8.       REPRESENTATIONS, WARRANTIES AND COVENANTS

         8.1      REPRESENTATIONS AND WARRANTIES

                  By signing the Agreement and (in relation to Clauses 3 and 4)
                  before each Supplier Invoice or Receivable, Acquired
                  Receivable or VAT Receivable is purchased or Prepayment is
                  made you represent and warrant (or are deemed to represent and
                  warrant) to us as follows:

                  8.1.1    VALIDITY

                           Each of the Loan Parties, your parent company, and
                           each of its subsidiaries is duly organised, is
                           validly existing and has the full power, authority
                           and legal right, including compliance with any
                           governmental and other consents, licenses and
                           authorisations, to conduct its business and to enter
                           into this Agreement.
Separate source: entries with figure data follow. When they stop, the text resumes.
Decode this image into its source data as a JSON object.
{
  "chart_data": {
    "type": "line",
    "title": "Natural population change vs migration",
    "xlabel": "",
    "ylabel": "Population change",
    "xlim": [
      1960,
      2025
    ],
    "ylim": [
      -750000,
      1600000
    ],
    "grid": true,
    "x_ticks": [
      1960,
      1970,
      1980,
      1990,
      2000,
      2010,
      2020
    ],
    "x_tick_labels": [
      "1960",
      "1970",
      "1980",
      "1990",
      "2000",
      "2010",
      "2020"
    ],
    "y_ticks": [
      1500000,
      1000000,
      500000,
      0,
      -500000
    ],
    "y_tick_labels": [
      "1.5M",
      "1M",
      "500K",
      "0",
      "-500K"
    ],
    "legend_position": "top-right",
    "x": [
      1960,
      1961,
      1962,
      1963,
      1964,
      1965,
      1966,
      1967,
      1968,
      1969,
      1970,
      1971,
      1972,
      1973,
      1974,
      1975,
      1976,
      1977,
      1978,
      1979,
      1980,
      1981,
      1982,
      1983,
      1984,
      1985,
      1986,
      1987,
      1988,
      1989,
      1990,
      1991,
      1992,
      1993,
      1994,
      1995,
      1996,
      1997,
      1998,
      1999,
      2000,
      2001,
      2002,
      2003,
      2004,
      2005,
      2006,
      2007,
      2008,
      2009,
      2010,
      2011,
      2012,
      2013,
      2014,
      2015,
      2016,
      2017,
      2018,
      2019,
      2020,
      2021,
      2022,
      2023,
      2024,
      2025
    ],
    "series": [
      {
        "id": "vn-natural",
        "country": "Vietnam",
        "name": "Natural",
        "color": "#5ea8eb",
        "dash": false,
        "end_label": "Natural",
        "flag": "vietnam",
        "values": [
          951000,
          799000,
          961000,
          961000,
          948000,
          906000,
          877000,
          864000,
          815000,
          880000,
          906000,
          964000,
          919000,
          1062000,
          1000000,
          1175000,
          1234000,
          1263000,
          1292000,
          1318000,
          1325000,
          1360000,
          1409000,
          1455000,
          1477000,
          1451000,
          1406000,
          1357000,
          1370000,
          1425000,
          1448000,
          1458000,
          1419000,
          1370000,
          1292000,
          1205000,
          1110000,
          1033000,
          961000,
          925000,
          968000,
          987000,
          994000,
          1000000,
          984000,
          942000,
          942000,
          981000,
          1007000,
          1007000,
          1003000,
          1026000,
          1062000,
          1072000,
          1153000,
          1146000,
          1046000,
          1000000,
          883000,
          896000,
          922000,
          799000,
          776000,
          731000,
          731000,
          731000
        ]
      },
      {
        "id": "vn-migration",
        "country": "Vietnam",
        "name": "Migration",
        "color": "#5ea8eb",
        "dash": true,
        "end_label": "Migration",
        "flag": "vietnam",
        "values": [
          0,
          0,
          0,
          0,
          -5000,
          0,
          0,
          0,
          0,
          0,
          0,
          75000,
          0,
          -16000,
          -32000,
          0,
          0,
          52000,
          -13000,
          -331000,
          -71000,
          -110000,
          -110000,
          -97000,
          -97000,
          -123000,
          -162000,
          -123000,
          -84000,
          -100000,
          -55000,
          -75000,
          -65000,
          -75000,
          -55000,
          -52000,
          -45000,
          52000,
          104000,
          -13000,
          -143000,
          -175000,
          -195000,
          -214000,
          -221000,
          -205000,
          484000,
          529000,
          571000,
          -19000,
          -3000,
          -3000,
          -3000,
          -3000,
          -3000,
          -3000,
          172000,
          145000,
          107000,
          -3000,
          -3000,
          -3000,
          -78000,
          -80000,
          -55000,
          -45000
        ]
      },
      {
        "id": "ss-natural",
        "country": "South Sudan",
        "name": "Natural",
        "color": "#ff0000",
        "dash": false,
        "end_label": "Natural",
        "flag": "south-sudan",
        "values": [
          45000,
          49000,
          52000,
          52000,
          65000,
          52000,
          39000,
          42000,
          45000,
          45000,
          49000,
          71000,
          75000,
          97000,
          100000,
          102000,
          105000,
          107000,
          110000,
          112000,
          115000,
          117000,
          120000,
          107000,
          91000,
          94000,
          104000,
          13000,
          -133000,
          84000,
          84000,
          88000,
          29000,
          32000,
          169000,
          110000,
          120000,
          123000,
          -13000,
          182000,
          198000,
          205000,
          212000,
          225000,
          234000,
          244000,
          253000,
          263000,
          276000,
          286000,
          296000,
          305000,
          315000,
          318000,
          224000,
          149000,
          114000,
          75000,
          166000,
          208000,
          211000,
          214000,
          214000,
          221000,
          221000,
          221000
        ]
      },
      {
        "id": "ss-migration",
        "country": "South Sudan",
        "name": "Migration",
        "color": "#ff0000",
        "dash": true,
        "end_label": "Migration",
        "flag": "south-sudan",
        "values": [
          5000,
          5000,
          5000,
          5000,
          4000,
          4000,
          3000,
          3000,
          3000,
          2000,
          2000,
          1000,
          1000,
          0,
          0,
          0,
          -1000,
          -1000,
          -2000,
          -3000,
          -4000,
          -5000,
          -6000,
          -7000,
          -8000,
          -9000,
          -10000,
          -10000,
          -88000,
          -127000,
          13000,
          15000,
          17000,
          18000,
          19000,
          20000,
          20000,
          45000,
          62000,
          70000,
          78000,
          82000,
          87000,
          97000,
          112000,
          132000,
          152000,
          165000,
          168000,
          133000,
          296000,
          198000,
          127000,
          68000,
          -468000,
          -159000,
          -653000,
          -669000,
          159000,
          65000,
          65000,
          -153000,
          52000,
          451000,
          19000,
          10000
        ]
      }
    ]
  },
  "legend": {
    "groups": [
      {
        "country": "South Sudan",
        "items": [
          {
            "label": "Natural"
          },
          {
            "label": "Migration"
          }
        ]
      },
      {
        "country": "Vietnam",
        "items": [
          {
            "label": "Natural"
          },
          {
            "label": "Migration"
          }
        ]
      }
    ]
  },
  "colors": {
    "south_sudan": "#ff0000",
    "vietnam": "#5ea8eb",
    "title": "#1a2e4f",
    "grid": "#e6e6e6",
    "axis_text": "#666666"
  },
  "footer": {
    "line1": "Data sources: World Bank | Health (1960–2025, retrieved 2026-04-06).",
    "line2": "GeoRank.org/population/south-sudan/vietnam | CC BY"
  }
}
This Agreement and any Liens or
                           other documents provided in relation to the
                           Receivables, Acquired Receivables and VAT Receivables
                           and the Receivables Rights and the Products and the
                           Product Rights are legal, valid and binding
                           obligations upon you and do not contravene any other
                           agreement or obligation.

                  8.1.2    ACTIONS, PROCEEDINGS

                           No significant or material judgements, orders, writs
                           or decrees are outstanding against any Loan Party nor
                           is there pending nor, to the best of the Loan
                           Parties' knowledge after due inquiry, threatened, any
                           material litigation, contested claim, investigation,
                           arbitration, or taxation or governmental proceeding
                           by or against a Loan Party, nor is any Loan Party in
                           default of, nor engaged in, any significant or
                           material dispute under any agreement or document. If
                           any dispute does arise such Loan Party undertakes to
                           inform us and promptly resolve it.